Published by University of Nebraska – Lincoln’s Livestock Environmental Issues Committee.


Low Water Stream Crossings for Cattle (LWSC)

Livestock access to streams, specifically, cattle access to streams in pastures has become of concern in the development of Total Maximum Daily Loads (TMDLs). There is very little information available to planners on the contribution of nitrogen, ammonia, phosphorus, and human health-related microorganisms to stream segments from rangeland cattle. A common modeling solution in the development of TMDLs is to exclude livestock from streams in order to reduce nutrient loads. Although this approach seems simplistic, it is problematic for owners and managers of rangeland livestock.
Many producers are now choosing to supply water to their livestock from man-made drinking water sources supplied by groundwater, surface water or rural water supplies. In addition to providing a higher quality source of water for livestock, these approaches have the added benefit of minimizing the amount of time livestock spend near surface water sources. These practices along with rangeland management techniques such as rotational grazing (cross fencing) have increased the production capacity of pastures.
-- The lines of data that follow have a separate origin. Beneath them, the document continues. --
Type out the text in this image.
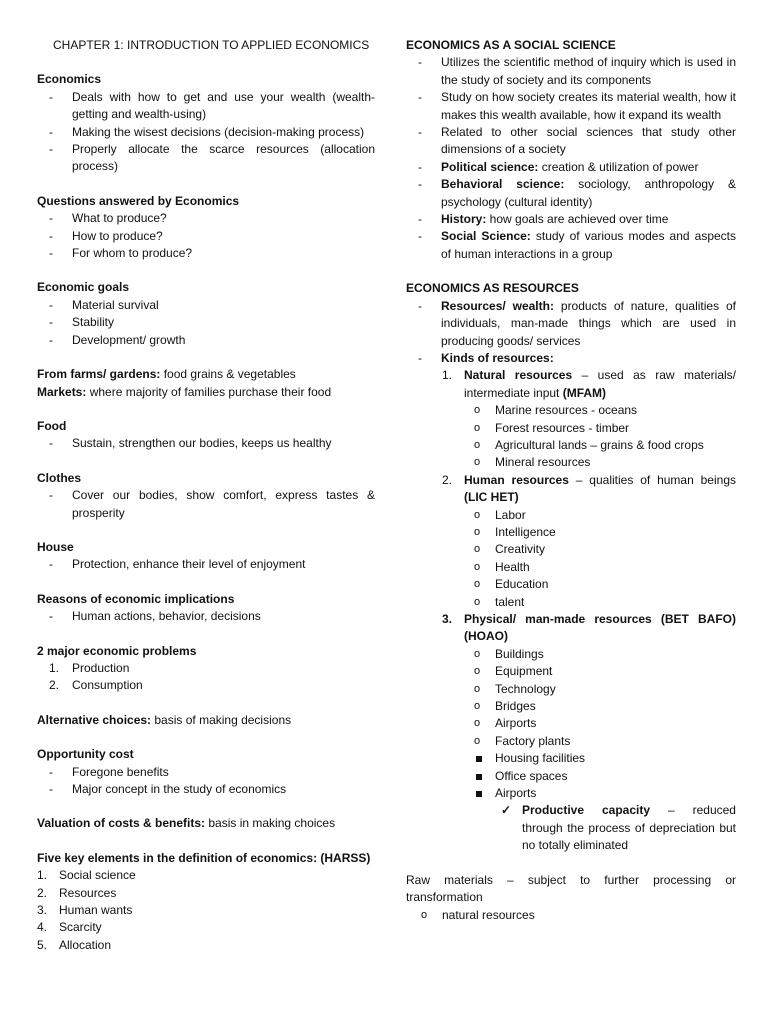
CHAPTER 1: INTRODUCTION TO APPLIED ECONOMICS
Economics
- Deals with how to get and use your wealth (wealth-getting and wealth-using)
- Making the wisest decisions (decision-making process)
- Properly allocate the scarce resources (allocation process)
Questions answered by Economics
- What to produce?
- How to produce?
- For whom to produce?
Economic goals
- Material survival
- Stability
- Development/ growth
From farms/ gardens: food grains & vegetables
Markets: where majority of families purchase their food
Food
- Sustain, strengthen our bodies, keeps us healthy
Clothes
- Cover our bodies, show comfort, express tastes & prosperity
House
- Protection, enhance their level of enjoyment
Reasons of economic implications
- Human actions, behavior, decisions
2 major economic problems
1. Production
2. Consumption
Alternative choices: basis of making decisions
Opportunity cost
- Foregone benefits
- Major concept in the study of economics
Valuation of costs & benefits: basis in making choices
Five key elements in the definition of economics: (HARSS)
1. Social science
2. Resources
3. Human wants
4. Scarcity
5. Allocation
ECONOMICS AS A SOCIAL SCIENCE
- Utilizes the scientific method of inquiry which is used in the study of society and its components
- Study on how society creates its material wealth, how it makes this wealth available, how it expand its wealth
- Related to other social sciences that study other dimensions of a society
- Political science: creation & utilization of power
- Behavioral science: sociology, anthropology & psychology (cultural identity)
- History: how goals are achieved over time
- Social Science: study of various modes and aspects of human interactions in a group
ECONOMICS AS RESOURCES
- Resources/ wealth: products of nature, qualities of individuals, man-made things which are used in producing goods/ services
- Kinds of resources:
1. Natural resources – used as raw materials/ intermediate input (MFAM)
o Marine resources - oceans
o Forest resources - timber
o Agricultural lands – grains & food crops
o Mineral resources
2. Human resources – qualities of human beings (LIC HET)
o Labor
o Intelligence
o Creativity
o Health
o Education
o talent
3. Physical/ man-made resources (BET BAFO) (HOAO)
o Buildings
o Equipment
o Technology
o Bridges
o Airports
o Factory plants
Housing facilities
Office spaces
Airports
✓ Productive capacity – reduced through the process of depreciation but no totally eliminated
Raw materials – subject to further processing or transformation
o natural resources
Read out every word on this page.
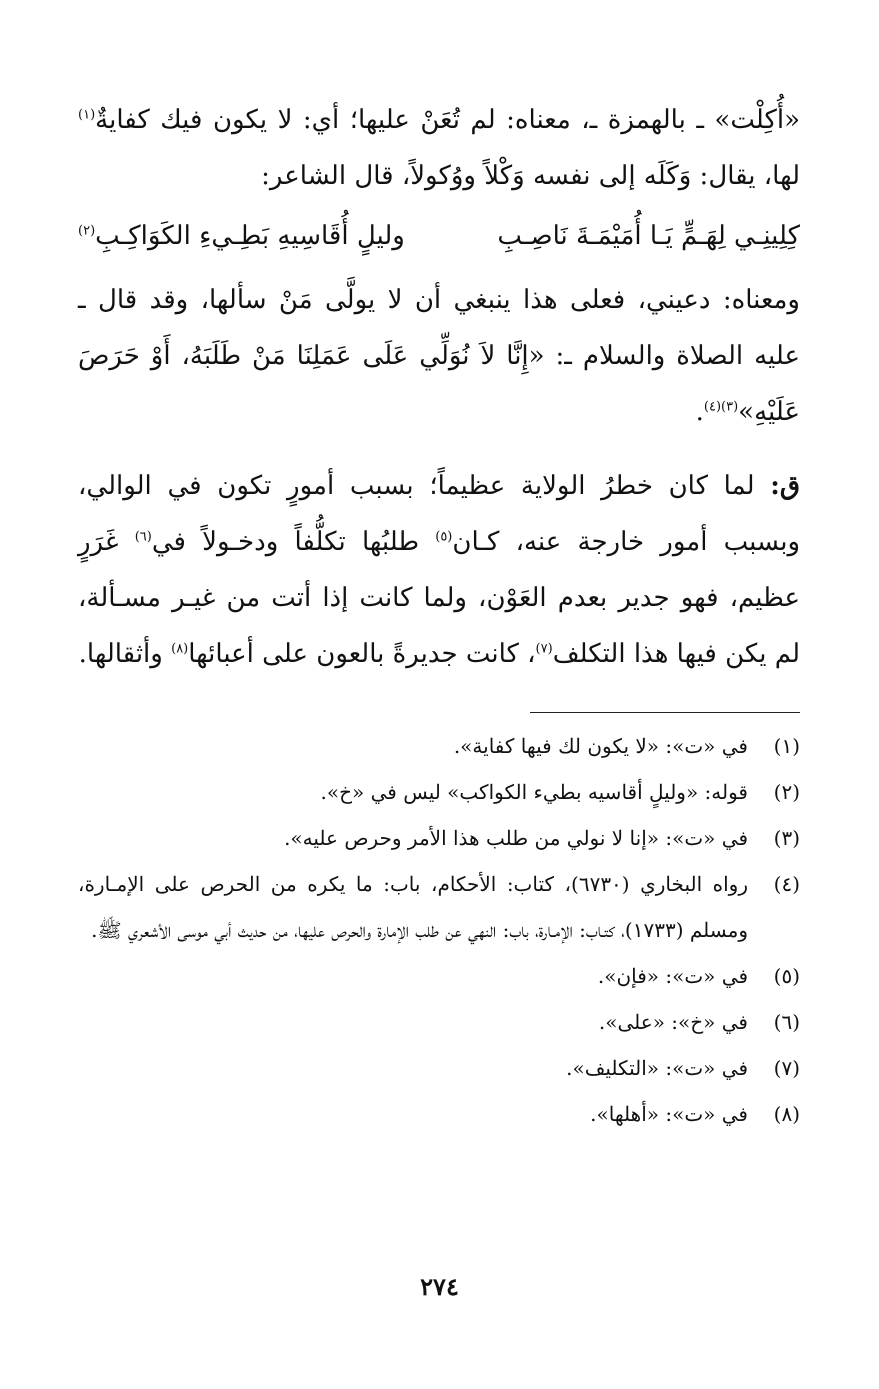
«أُكِلْت» ـ بالهمزة ـ، معناه: لم تُعَنْ عليها؛ أي: لا يكون فيك كفايةٌ$^{(١)}$ لها، يقال: وَكَلَه إلى نفسه وَكْلاً ووُكولاً، قال الشاعر:

كِلِينِـي لِهَـمٍّ يَـا أُمَيْمَـةَ نَاصِـبِ
وليلٍ أُقَاسِيهِ بَطِـيءِ الكَوَاكِـبِ$^{(٢)}$

ومعناه: دعيني، فعلى هذا ينبغي أن لا يولَّى مَنْ سألها، وقد قال ـ عليه الصلاة والسلام ـ: «إِنَّا لاَ نُوَلِّي عَلَى عَمَلِنَا مَنْ طَلَبَهُ، أَوْ حَرَصَ عَلَيْهِ»$^{(٣)(٤)}$.

ق: لما كان خطرُ الولاية عظيماً؛ بسبب أمورٍ تكون في الوالي، وبسبب أمور خارجة عنه، كـان$^{(٥)}$ طلبُها تكلُّفاً ودخـولاً في$^{(٦)}$ غَرَرٍ عظيم، فهو جدير بعدم العَوْن، ولما كانت إذا أتت من غيـر مسـألة، لم يكن فيها هذا التكلف$^{(٧)}$، كانت جديرةً بالعون على أعبائها$^{(٨)}$ وأثقالها.

(١)
في «ت»: «لا يكون لك فيها كفاية».
(٢)
قوله: «وليلٍ أقاسيه بطيء الكواكب» ليس في «خ».
(٣)
في «ت»: «إنا لا نولي من طلب هذا الأمر وحرص عليه».
(٤)
رواه البخاري (٦٧٣٠)، كتاب: الأحكام، باب: ما يكره من الحرص على الإمـارة، ومسلم (١٧٣٣)، كتـاب: الإمـارة، باب: النهي عن طلب الإمارة والحرص عليها، من حديث أبي موسى الأشعري ﷺ.
(٥)
في «ت»: «فإن».
(٦)
في «خ»: «على».
(٧)
في «ت»: «التكليف».
(٨)
في «ت»: «أهلها».
٢٧٤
LWSCs (Figure 1) are permanent crossing locations in streams or other conduits of surface water that a) provide access across the stream; b) minimize erosive effects of unprotected stream banks; and c) is comparable in cost to entire stream exclusion (fencing). LWSCs have been utilized for a wide range of crossing applications including tanks, farm machinery and livestock. LWSCs can be made from a variety of materials, including concrete, rock and riprap, and bricks. They are generally exempt from section 404, Army Corp of Engineer Permit requirements, since they are considered an unregulated access road. As with any construction project, regulatory requirements should be verified with all state and local authorities before construction.